5. Wovor schützt die Verschlüsselung nicht?
So sehr sich Whatsapp bemüht, mit der neuen Ende-zu-Ende-Verschlüsselung auf der „guten Seite“ zu stehen, so wenig schützt diese davor, ausgespäht zu werden: Whatsapp durchsucht auch weiterhin regelmäßig die Adressbücher seiner Nutzer auf der Suche nach Telefonnummern anderer Whatsapp-Nutzer (https://www.whatsapp.com/legal/#Privacy), diese Daten landen auf den Servern von Facebook.
Und auch die Metadaten sind nicht geschützt: Whatsapp und damit Facebook weiß beispielsweise, wer wann mit wem Kontakt hatte. Das kann auch für Geheimdienste im Zweifel interessanter sein als der Inhalt der vielen Chats, der aufwendig auszuwerten ist. Auch diese Metadaten lagern auf den Facebook-Servern in den USA, wo Ermittlungsbehörden die Herausgabe erzwingen können. Wie viel diese Metadaten jenseits vom Inhalt der Gespräche über unser Leben verraten, zeigt ein berühmtes Experiment des Grünenpolitikers Malte Spitz in Zusammenarbeit mit Opendatacity und Zeitonline http://www.zeit.de/datenschutz/malte-spitz-vorratsdaten : Seine Gewohnheiten, Vorlieben, all seine Wege und Kontakte: daraus kann man ein ziemlich perfektes Persönlichkeitsprofil erstellen - sehr viel einfacher, als über die komplizierte Auswertung der Textdaten von Chats.
Wer zudem ein iPhone nutzt und die automatische Synchronisation mit der iCloud nicht abgeschalten hat, lädt nach wie vor die unverschlüsselten Sicherungskopien seiner Whatsapp-Gespräche auf die Appleserver in den USA.
Und auch wenn die Gefahr nicht allzu groß ist, das wohl kaum jemand in großem Stil Whatsapp-Nutzer ausspähen will, schützt das System nicht automatisch vor Manipulation: wer seinen Schlüssel nicht persönlich über das Einscannen des QR-Codes austauscht, ist nicht sicher vor so genannten „Man-in-the-middle“-Attacken.
6. Was ist eine Man-in-the-middle-attack?

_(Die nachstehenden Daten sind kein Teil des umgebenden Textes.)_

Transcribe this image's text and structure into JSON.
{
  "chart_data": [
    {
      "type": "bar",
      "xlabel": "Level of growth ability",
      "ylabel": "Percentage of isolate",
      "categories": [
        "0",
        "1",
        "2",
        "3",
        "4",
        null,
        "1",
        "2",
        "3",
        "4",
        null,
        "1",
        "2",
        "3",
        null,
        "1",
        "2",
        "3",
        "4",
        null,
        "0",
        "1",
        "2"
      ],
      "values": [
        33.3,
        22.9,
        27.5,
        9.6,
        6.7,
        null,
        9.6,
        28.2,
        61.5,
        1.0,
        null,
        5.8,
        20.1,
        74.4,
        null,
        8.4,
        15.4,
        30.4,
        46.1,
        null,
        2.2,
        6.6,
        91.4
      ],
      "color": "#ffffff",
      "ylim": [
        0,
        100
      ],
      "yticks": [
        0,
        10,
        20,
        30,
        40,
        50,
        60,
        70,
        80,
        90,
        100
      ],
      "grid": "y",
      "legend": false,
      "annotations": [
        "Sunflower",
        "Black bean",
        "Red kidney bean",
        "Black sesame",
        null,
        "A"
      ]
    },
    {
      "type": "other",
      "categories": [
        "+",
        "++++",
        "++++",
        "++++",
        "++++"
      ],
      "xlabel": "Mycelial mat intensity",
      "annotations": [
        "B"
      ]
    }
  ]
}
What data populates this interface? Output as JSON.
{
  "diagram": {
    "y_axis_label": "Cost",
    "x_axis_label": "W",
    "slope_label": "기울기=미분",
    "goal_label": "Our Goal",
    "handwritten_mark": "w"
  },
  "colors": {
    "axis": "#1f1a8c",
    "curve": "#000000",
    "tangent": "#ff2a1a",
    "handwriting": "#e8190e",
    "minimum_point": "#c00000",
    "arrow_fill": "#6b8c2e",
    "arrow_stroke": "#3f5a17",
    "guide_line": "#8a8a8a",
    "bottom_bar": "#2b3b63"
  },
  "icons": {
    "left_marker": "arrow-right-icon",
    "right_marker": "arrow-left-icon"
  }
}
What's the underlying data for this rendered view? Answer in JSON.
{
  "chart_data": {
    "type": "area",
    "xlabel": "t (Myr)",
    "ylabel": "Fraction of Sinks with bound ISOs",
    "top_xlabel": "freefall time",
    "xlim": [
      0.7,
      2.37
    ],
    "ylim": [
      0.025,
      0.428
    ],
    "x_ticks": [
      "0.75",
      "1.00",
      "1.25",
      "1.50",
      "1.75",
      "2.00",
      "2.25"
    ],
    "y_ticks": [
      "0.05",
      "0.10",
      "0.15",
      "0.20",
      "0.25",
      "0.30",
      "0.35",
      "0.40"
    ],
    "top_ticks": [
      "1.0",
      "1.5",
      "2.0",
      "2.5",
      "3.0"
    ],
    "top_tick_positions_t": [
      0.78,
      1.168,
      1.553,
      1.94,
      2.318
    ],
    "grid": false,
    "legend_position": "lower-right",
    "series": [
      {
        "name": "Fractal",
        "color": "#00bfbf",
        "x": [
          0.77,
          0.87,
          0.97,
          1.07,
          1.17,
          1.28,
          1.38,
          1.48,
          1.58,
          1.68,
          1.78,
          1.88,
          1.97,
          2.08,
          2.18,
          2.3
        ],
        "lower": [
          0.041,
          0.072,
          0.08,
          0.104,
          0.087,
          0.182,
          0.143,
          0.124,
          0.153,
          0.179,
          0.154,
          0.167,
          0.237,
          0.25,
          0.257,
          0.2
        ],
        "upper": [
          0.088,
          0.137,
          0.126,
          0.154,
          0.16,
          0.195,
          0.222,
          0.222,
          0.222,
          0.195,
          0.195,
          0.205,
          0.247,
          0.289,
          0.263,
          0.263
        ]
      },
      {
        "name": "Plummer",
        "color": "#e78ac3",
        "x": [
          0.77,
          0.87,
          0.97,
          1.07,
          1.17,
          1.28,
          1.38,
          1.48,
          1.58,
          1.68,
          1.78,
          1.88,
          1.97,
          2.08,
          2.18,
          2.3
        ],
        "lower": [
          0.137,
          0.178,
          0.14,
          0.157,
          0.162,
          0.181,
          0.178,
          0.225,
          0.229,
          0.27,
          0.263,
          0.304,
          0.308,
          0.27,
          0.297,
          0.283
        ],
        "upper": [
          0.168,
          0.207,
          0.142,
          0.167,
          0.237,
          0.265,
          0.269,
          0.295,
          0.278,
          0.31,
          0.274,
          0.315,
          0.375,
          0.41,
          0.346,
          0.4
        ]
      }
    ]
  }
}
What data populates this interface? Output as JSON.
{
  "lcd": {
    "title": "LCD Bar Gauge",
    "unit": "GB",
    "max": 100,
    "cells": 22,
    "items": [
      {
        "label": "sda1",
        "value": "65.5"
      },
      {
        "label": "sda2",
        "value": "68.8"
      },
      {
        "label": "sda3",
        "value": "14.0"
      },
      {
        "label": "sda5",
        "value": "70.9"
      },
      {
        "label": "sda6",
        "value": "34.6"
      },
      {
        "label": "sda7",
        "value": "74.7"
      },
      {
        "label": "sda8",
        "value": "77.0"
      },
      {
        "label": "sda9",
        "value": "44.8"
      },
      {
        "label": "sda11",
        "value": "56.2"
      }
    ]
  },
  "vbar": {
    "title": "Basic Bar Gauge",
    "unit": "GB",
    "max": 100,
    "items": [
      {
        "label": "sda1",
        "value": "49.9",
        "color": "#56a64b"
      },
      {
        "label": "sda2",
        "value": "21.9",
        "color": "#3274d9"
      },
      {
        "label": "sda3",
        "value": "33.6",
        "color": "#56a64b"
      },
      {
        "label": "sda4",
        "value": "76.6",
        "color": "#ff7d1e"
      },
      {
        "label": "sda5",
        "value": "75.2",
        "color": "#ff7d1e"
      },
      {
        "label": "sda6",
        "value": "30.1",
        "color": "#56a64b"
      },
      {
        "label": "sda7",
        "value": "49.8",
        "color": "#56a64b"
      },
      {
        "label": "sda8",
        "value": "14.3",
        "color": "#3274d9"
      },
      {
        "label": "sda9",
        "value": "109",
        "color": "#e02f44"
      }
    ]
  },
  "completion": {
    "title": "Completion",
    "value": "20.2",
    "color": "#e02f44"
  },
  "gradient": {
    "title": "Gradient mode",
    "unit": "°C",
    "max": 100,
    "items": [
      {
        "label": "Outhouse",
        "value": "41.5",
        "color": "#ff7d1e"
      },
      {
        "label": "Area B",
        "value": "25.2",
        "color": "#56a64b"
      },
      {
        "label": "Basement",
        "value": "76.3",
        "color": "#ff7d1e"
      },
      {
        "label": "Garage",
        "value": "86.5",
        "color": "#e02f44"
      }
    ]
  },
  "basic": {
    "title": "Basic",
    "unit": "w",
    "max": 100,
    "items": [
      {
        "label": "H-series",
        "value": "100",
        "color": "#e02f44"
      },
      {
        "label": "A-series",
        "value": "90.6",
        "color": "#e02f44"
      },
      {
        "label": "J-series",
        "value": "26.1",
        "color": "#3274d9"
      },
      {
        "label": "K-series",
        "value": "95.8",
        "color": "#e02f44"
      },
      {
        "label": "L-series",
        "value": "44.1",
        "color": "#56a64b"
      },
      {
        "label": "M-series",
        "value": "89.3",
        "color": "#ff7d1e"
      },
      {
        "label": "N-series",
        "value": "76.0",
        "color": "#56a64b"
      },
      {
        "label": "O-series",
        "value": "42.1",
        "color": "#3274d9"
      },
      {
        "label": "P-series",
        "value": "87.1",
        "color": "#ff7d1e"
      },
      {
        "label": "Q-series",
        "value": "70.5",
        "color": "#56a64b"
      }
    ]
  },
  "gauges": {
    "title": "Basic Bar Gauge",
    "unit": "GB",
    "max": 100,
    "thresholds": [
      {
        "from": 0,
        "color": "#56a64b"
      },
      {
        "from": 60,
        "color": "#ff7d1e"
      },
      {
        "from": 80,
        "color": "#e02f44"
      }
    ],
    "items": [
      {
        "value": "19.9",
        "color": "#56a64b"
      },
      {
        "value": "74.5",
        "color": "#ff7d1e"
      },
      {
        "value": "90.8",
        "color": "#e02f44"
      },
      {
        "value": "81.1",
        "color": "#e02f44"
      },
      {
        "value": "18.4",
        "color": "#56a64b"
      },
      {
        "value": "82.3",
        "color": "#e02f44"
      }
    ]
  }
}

Dieser Angriff nutzt die zentrale Schwachstelle moderner Verschlüsselung aus: Die Nutzer, die miteinander kommunizieren, müssen sicher sein, dass der ihnen übertragene Schlüssel auch zur entsprechenden Kontaktperson gehört. Im Internetzeitalter trifft man sich aber meist nicht persönlich: der Schlüssel wird mit der Nachricht mitgeschickt. Unterwegs ist er aber angreifbar: Hacker fangen dafür Schlüssel und Nachricht auf dem Übertragungsweg ab und tauschen den öffentlichen Schlüssel gegen ihren eigenen aus, um das Paket dann weiter an den Empfänger zu schicken. Äußerlich sieht man der Nachricht nicht an, dass sie manipuliert wurde, schließlich kommt sie vom richtigen Sender. Der Empfänger antwortet und verschlüsselt die Daten mit dem Schlüssel, der ihm geschickt wurde – vermeintlich der des Senders. Der „Mann in der Mitte“ fängt wiederum beides ab, entschlüsselt mit seinem privaten Schlüssel und verschlüsselt mit dem öffentlichen Schlüssel des ursprünglichen Senders (den er ja abgefangen hatte): bei dem kommt eine korrekt verschlüsselte Nachricht an: auf diese Art merken die beiden Kontaktparteien nicht einmal, dass sie ausgespäht werden – schließlich sieht alles so aus, als habe es seine Richtigkeit. Wer diese Gefahr umgehen will, muss sich entweder einmal im „richtigen“ Leben treffen und die Schlüssel austauschen: Whatsapp und Threema lösen das mittels eines QR-Codes, den man vom Smartphone des anderen einscannt: darin ist der öffentliche Schlüssel codiert. Oder mittels eines Fingerprints, einer elektronischen Prüfsumme der Schlüssel in wenigen Zeichen, die man beispielsweise telefonisch vergleichen kann. Es ist eine Ironie der Geschichte, dass die Sicherheit uns im digitalen Zeitalter zwingt, klassische analoge Kontakte zu unterhalten. Das kann aber auch Spaß machen: seit mehr als 20 Jahren feiern Computerfreaks so genannte Zertifizierungsparties, auf denen sie ihre Schlüssel austauschen. Vielleicht schwappen diese via Whatsapp ja nun auf die jüngere Generation über und ersetzen die Facebook-Party.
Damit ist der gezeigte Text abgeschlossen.